Wolfe has had preliminary discussions with representatives from Chicken N Pickle, a Kansas-based chain of indoor/outdoor entertainment complexes that feature casual dining, indoor pickleball courts and a variety of other “yard” games.

Chicken N Pickle currently has locations in Kansas City, Missouri; Wichita, Kansas; San Antonio, Texas; Overland Park, Kansas; and Oklahoma City, Oklahoma, and plans to open a complex in Grand Prairie, Texas, later this year.

“I think this would be a perfect fit for the Port,” Wolfe said. “I’ve stayed in contact with the Chicken N Pickle people, and they’ve been in contact with Kim. I’m hoping to get representatives from their company to come out for a visit so we can convince them that we have a good location for a facility. They are very successful. Five years ago, I would’ve said that something like this would be a gamble, but they’ve been successful in enough other places to believe that (their business model is sustainable).”

Wolfe speculated that the COVID-19 pandemic might be one of the reasons for the increase of local players as parents and children, many of whom are confined to their homes for work or school, look to engage in safe, healthy outdoor activities.
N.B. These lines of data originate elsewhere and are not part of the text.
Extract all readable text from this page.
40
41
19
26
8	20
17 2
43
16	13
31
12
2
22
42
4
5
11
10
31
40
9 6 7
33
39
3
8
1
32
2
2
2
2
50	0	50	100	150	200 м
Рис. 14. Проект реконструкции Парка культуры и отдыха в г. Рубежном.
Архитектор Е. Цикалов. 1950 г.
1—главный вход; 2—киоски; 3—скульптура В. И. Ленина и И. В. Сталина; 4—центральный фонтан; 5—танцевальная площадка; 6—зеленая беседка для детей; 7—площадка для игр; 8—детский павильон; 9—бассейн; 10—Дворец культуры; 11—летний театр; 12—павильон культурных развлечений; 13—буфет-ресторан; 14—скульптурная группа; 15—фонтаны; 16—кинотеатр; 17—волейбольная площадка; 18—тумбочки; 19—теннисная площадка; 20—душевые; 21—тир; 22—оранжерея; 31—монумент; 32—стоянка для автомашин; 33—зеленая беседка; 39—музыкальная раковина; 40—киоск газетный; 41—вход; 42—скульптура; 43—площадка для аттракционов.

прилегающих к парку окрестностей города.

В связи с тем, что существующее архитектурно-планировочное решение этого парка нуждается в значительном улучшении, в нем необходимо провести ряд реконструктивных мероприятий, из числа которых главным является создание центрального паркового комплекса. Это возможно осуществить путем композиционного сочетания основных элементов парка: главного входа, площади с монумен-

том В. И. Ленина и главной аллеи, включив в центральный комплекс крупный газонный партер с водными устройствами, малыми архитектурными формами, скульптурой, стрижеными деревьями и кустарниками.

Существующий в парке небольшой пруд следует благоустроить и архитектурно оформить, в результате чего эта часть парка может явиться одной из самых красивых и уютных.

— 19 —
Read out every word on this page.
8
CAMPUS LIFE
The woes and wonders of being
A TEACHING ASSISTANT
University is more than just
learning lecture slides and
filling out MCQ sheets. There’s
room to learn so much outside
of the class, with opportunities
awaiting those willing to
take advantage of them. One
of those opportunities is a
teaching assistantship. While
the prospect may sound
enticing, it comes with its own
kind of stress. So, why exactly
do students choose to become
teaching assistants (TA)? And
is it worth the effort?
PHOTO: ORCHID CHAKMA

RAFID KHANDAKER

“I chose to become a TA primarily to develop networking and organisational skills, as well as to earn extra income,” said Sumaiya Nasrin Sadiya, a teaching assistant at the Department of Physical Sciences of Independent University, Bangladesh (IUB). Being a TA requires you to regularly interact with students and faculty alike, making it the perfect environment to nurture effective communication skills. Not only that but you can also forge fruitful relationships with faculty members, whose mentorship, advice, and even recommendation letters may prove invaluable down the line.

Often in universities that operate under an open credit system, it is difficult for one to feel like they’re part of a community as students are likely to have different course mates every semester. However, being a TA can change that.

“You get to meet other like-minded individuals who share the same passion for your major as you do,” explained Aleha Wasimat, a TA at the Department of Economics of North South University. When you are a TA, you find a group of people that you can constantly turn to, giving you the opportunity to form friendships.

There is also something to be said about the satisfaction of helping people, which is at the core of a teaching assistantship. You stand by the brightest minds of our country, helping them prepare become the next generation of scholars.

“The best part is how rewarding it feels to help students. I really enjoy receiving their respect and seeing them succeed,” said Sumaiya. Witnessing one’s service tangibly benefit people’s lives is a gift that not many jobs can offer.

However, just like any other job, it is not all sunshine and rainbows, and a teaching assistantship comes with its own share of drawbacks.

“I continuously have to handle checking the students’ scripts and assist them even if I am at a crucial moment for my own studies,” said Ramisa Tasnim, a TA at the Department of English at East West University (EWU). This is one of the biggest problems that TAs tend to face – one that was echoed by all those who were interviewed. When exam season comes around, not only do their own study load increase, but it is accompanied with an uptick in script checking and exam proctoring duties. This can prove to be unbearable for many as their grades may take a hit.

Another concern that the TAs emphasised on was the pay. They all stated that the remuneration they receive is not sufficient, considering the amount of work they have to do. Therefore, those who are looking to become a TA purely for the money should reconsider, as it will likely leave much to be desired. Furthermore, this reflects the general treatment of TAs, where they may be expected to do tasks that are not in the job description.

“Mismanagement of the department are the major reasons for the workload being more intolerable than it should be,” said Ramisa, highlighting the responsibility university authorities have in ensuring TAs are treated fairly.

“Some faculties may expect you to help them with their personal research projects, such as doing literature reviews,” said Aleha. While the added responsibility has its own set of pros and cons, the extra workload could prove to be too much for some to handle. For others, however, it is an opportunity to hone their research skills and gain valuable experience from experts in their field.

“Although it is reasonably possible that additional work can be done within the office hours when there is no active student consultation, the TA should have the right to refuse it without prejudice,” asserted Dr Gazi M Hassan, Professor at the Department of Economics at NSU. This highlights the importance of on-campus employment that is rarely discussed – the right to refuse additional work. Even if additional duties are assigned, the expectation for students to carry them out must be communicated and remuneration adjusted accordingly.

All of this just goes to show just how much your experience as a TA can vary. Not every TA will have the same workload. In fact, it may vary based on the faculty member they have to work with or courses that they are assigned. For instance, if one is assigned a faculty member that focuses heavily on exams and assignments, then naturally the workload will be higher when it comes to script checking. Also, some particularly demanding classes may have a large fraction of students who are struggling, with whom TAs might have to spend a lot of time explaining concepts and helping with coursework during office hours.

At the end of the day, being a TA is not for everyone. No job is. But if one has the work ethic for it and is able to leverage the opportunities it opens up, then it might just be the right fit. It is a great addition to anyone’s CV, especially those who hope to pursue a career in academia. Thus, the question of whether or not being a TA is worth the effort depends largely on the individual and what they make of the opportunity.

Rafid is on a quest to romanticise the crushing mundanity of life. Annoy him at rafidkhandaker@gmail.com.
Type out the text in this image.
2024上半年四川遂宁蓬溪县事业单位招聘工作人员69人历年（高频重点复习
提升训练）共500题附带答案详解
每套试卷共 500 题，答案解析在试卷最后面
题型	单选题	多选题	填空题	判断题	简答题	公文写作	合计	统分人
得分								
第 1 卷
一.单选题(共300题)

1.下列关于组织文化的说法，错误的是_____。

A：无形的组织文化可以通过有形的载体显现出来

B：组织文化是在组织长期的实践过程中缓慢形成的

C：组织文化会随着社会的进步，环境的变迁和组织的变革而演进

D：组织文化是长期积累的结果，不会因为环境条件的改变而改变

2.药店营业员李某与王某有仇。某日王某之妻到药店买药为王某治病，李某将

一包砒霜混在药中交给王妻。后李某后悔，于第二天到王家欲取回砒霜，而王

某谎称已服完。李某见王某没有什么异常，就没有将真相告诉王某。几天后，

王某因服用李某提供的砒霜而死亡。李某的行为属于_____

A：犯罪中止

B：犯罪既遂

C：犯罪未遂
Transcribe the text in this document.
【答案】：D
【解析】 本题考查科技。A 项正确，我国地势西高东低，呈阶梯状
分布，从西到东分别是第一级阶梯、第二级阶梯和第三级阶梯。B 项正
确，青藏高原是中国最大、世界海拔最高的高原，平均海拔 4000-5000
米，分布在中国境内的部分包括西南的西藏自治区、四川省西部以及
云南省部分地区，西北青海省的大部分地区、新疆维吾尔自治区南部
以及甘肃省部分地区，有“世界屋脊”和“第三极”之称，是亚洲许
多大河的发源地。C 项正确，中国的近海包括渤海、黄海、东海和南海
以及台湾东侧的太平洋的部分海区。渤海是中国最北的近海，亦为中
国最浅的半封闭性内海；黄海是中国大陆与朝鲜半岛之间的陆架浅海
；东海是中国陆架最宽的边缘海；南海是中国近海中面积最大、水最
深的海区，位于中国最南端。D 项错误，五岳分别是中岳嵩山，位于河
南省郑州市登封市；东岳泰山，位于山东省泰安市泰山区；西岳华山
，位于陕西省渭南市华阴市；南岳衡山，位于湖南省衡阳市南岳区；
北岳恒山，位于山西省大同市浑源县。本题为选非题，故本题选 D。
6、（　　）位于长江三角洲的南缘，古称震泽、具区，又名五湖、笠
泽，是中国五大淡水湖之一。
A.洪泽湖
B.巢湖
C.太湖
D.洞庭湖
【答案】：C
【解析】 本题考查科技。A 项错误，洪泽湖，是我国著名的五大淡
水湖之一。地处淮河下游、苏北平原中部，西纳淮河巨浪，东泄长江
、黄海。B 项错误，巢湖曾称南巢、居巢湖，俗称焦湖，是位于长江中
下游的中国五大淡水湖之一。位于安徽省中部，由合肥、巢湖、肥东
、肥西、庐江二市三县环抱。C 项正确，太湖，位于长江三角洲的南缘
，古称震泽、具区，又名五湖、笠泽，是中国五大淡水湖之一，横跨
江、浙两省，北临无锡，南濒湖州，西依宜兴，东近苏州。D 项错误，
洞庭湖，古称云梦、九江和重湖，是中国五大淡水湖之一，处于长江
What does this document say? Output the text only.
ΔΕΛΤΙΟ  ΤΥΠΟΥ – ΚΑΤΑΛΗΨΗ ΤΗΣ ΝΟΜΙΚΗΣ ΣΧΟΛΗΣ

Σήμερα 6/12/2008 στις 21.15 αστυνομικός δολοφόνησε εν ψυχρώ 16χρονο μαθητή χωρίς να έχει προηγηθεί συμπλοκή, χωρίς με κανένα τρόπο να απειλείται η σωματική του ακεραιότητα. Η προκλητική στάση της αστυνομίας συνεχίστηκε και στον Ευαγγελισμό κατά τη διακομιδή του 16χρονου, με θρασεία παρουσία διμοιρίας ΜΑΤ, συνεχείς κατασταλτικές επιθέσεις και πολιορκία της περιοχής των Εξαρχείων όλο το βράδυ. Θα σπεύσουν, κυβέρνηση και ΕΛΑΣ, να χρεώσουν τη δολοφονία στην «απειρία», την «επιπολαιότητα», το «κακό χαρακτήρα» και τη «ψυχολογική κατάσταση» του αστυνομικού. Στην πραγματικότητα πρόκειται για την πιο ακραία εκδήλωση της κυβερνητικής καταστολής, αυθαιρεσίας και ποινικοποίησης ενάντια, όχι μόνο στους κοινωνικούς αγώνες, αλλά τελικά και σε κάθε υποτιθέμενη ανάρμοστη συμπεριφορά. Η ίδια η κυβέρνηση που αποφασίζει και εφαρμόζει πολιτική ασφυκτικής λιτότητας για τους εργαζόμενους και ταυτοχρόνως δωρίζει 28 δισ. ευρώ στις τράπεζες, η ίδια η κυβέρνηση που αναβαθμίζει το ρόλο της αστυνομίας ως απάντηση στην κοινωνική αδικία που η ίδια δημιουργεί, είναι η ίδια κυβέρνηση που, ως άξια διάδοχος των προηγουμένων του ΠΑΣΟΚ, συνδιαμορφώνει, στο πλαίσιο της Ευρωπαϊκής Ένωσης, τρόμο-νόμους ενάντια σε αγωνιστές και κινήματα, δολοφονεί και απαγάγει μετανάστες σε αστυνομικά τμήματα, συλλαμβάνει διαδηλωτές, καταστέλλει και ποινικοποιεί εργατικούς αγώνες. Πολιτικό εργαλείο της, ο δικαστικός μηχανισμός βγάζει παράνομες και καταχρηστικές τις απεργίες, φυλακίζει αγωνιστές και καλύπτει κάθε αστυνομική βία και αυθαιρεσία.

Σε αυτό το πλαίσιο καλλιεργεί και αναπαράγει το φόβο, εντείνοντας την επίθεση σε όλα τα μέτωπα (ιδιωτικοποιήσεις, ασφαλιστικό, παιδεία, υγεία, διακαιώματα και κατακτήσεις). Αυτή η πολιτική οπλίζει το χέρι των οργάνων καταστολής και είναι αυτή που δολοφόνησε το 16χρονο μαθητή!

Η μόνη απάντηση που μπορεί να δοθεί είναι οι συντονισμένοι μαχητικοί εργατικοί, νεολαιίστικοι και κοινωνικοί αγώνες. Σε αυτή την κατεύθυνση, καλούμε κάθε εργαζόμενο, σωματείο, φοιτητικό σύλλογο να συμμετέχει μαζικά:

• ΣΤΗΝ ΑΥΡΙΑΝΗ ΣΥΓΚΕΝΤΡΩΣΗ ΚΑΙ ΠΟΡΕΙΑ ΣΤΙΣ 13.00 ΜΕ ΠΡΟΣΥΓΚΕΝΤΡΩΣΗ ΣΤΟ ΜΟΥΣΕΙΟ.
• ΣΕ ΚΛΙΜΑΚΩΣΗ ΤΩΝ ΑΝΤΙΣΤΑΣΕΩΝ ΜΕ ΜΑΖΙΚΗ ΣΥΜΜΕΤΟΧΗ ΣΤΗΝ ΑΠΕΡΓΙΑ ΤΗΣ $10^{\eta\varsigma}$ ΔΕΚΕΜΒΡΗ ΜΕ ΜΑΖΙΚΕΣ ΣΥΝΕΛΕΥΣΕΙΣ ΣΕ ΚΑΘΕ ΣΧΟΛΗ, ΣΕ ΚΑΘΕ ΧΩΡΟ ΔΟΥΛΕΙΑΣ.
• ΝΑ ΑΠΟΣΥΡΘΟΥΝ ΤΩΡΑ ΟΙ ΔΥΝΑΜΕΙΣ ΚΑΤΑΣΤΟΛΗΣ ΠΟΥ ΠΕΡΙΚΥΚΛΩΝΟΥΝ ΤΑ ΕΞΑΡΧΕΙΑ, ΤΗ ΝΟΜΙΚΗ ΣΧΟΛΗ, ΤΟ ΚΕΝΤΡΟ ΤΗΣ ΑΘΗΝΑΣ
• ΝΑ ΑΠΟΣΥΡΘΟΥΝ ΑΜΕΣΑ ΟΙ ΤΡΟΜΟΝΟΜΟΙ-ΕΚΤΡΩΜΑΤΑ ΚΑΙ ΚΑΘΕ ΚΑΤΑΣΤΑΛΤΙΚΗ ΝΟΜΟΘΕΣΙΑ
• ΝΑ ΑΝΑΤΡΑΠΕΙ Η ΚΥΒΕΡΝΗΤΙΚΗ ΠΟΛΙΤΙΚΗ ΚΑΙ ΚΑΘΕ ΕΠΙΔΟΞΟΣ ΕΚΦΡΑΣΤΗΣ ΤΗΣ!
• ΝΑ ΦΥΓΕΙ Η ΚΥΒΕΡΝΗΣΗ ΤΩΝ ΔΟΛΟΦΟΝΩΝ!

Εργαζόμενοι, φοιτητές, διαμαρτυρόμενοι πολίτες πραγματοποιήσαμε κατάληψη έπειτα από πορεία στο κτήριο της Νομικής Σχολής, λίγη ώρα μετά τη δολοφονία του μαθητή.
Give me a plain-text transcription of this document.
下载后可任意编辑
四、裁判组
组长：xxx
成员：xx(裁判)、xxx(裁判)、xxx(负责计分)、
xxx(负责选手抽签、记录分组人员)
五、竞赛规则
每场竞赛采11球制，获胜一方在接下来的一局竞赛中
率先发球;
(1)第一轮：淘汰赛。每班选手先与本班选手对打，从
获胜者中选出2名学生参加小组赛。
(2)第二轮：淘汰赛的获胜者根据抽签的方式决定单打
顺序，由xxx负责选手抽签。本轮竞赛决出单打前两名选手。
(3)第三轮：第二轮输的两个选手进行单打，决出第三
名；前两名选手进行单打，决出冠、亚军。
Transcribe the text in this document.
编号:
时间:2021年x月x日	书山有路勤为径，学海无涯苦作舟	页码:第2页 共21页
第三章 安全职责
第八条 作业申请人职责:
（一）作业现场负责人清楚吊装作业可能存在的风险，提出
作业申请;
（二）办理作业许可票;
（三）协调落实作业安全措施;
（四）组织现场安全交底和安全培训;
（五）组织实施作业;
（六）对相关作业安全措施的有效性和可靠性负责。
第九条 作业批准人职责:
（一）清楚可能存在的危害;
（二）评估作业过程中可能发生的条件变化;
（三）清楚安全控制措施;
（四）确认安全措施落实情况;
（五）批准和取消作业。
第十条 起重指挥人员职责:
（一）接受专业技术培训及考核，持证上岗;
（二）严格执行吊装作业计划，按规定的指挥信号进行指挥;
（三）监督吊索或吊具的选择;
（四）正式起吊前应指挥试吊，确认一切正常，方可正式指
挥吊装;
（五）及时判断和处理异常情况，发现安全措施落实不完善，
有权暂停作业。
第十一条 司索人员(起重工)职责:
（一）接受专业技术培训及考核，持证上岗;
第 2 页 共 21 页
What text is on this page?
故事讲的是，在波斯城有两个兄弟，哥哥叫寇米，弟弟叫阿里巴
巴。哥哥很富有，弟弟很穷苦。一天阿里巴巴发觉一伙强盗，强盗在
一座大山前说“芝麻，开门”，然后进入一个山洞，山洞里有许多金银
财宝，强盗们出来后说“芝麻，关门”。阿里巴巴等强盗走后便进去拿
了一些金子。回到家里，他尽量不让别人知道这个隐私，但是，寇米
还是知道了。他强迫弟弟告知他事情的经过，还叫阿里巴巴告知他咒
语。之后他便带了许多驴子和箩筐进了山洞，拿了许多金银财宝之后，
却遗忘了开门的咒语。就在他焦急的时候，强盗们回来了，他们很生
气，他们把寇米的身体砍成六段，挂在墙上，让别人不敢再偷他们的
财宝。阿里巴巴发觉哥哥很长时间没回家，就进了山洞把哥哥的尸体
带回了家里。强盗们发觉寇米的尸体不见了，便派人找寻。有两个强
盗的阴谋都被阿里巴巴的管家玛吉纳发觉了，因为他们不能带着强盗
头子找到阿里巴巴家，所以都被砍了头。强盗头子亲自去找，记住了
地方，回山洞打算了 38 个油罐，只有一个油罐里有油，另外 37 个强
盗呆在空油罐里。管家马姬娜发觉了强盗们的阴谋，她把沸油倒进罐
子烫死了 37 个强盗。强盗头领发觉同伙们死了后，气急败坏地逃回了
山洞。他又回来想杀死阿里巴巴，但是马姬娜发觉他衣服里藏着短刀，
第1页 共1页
He said that while dozens of people gather at the courts every day, they’re careful to wear masks at all times and maintain social distance. As far as he knows, not one club member has “Throughout the pandemic, all of us pickleball players have taken high respect to stay safe and follow all protocols while being on the courts for outside play,” Boesel wrote on Facebook. “I look forward to the times when we can fully open back up again and stay safe and still enjoy the sport. I have found my place in life with a sport that I am totally addicted to and will always love. The most amazing thing is to share it with so many people.”